Slow Down and Eat UP

Its been awhile since I ventured into my kitchen with awe and inspiration. Maybe it is the summer heat or just running around being too busy to hang at the hearth. But my personal desire to stand at the stove or the sink seems to wane every summer, to come back strong again in the fall. When the air begins to get cooler it is as if I could set my watch to it. The magical shift of autumn awakens something very deep and ancient inside of me, changing my connection to relationships and how I give/receive nourishment.  As a result, I have been cleaning and organizing my cabinets, bringing in fall decorations (my corn doll, beeswax candles, orange and red napkins, a cute and kinda scary flying bat) and setting up my kitchen altar. The dust of summer clears to reveal Autumn’s slow-time, spicy beauty!
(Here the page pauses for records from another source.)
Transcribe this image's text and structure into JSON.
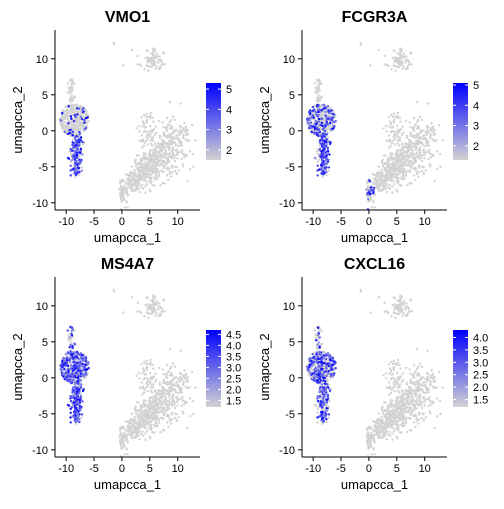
{
  "chart_data": [
    {
      "type": "scatter",
      "title": "VMO1",
      "xlabel": "umapcca_1",
      "ylabel": "umapcca_2",
      "xlim": [
        -12,
        14
      ],
      "ylim": [
        -11,
        14
      ],
      "xticks": [
        -10,
        -5,
        0,
        5,
        10
      ],
      "yticks": [
        -10,
        -5,
        0,
        5,
        10
      ],
      "colorbar": {
        "min": 1.5,
        "max": 5.3,
        "ticks": [
          2,
          3,
          4,
          5
        ],
        "low_color": "#d3d3d3",
        "high_color": "#0000ff"
      },
      "hot_regions": [
        {
          "cluster": "stalk",
          "intensity": 0.75
        },
        {
          "cluster": "upper_blob",
          "intensity": 0.08
        }
      ]
    },
    {
      "type": "scatter",
      "title": "FCGR3A",
      "xlabel": "umapcca_1",
      "ylabel": "umapcca_2",
      "xlim": [
        -12,
        14
      ],
      "ylim": [
        -11,
        14
      ],
      "xticks": [
        -10,
        -5,
        0,
        5,
        10
      ],
      "yticks": [
        -10,
        -5,
        0,
        5,
        10
      ],
      "colorbar": {
        "min": 1.3,
        "max": 5.1,
        "ticks": [
          2,
          3,
          4,
          5
        ],
        "low_color": "#d3d3d3",
        "high_color": "#0000ff"
      },
      "hot_regions": [
        {
          "cluster": "stalk",
          "intensity": 0.7
        },
        {
          "cluster": "upper_blob",
          "intensity": 0.35
        },
        {
          "cluster": "bottom_tail",
          "intensity": 0.3
        }
      ]
    },
    {
      "type": "scatter",
      "title": "MS4A7",
      "xlabel": "umapcca_1",
      "ylabel": "umapcca_2",
      "xlim": [
        -12,
        14
      ],
      "ylim": [
        -11,
        14
      ],
      "xticks": [
        -10,
        -5,
        0,
        5,
        10
      ],
      "yticks": [
        -10,
        -5,
        0,
        5,
        10
      ],
      "colorbar": {
        "min": 1.2,
        "max": 4.7,
        "ticks": [
          1.5,
          2.0,
          2.5,
          3.0,
          3.5,
          4.0,
          4.5
        ],
        "low_color": "#d3d3d3",
        "high_color": "#0000ff"
      },
      "hot_regions": [
        {
          "cluster": "stalk",
          "intensity": 0.85
        },
        {
          "cluster": "upper_blob",
          "intensity": 0.6
        },
        {
          "cluster": "neck",
          "intensity": 0.4
        }
      ]
    },
    {
      "type": "scatter",
      "title": "CXCL16",
      "xlabel": "umapcca_1",
      "ylabel": "umapcca_2",
      "xlim": [
        -12,
        14
      ],
      "ylim": [
        -11,
        14
      ],
      "xticks": [
        -10,
        -5,
        0,
        5,
        10
      ],
      "yticks": [
        -10,
        -5,
        0,
        5,
        10
      ],
      "colorbar": {
        "min": 1.2,
        "max": 4.3,
        "ticks": [
          1.5,
          2.0,
          2.5,
          3.0,
          3.5,
          4.0
        ],
        "low_color": "#d3d3d3",
        "high_color": "#0000ff"
      },
      "hot_regions": [
        {
          "cluster": "stalk",
          "intensity": 0.5
        },
        {
          "cluster": "upper_blob",
          "intensity": 0.45
        },
        {
          "cluster": "neck",
          "intensity": 0.25
        }
      ]
    }
  ]
}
A Practice to Slow Down: Samavritti

When cooking something in the oven or on the stove, sit down for some pranayama. Take a moment to feel the quality of your inhalation. Let it become soft and smooth, deeply nourishing. Also feel into the quality of your exhalation. Are you breathing out fully or is a bit still trapped in the lungs? Smoothing out to equalize your inhalation and exhalation is one of the most dramatically effective ways to clear the mind and settle the body for a natural pause.  So simple, eh? This simple ‘awareness in the kitchen breath’ is shared by all of the wise ones, from grandmothers to yogins… Enjoy.

Hawthorne: (Crataegus Spp.) IMG_3580

A deciduous tree or shrub, now is the perfect time of year (Autumn) to meet this plant in its full berry glory. Rich in folklore and magical herbalism, the Hawthorne tree was brought to popularity (or unpopularity) in England in the 1600s, when the parliament decided to enforce the Enclosure Acts (parceling off formerly common lands into private lands so the rich could get richer (and yes the poor poorer)). Planted everywhere, the berries (and even the leaves) became staples in the English diet, offering up food/medicine to those with meager diets. The spring leaves and buds were historically referred to as ‘bread and cheese’ by the peasants. The magic of the Hawthorne is ancient, beloved by humans and fairies alike. It offers protection (most have thorns so beware!), guardianship and has the ability to heal the physical-and spiritual-heart. Contraindications for taking Hawthorne are: don’t eat the seeds because they are toxic, and if you are on heart medication it is best to avoid. Hawthorne helps to balance arrhythmia of the heart, strengthens the heart, and can lower or balance blood pressure. It is my favorite cardiac tonic. The berries can be made into syrup, elixirs, cordials and even jelly. I will have that recipe/video in the near future!

Hawthorne Berry Elixir

Take a Pint Jar and fill it halfway with dried or fresh:                                                                                       Hawthorne Berries                                                                                                                                                               Bilberries                                                                                                                                                                                     Rose Hips                                                                                                                                                                                   Hibiscus Flowers                                                                                                                                                                     Goji Berries

Cover the plant matter with Apple Cider Vinegar and then top with your local Honey. Place a square of parchment paper under the lid to protect from rusting and close the jar. Shake every day (or whenever you remember) for 2-3 weeks. This yummy tasting ‘Oxymel’ will be delicious as a Salad Vinegar or even put into a shot glass to sip on for boosting your health.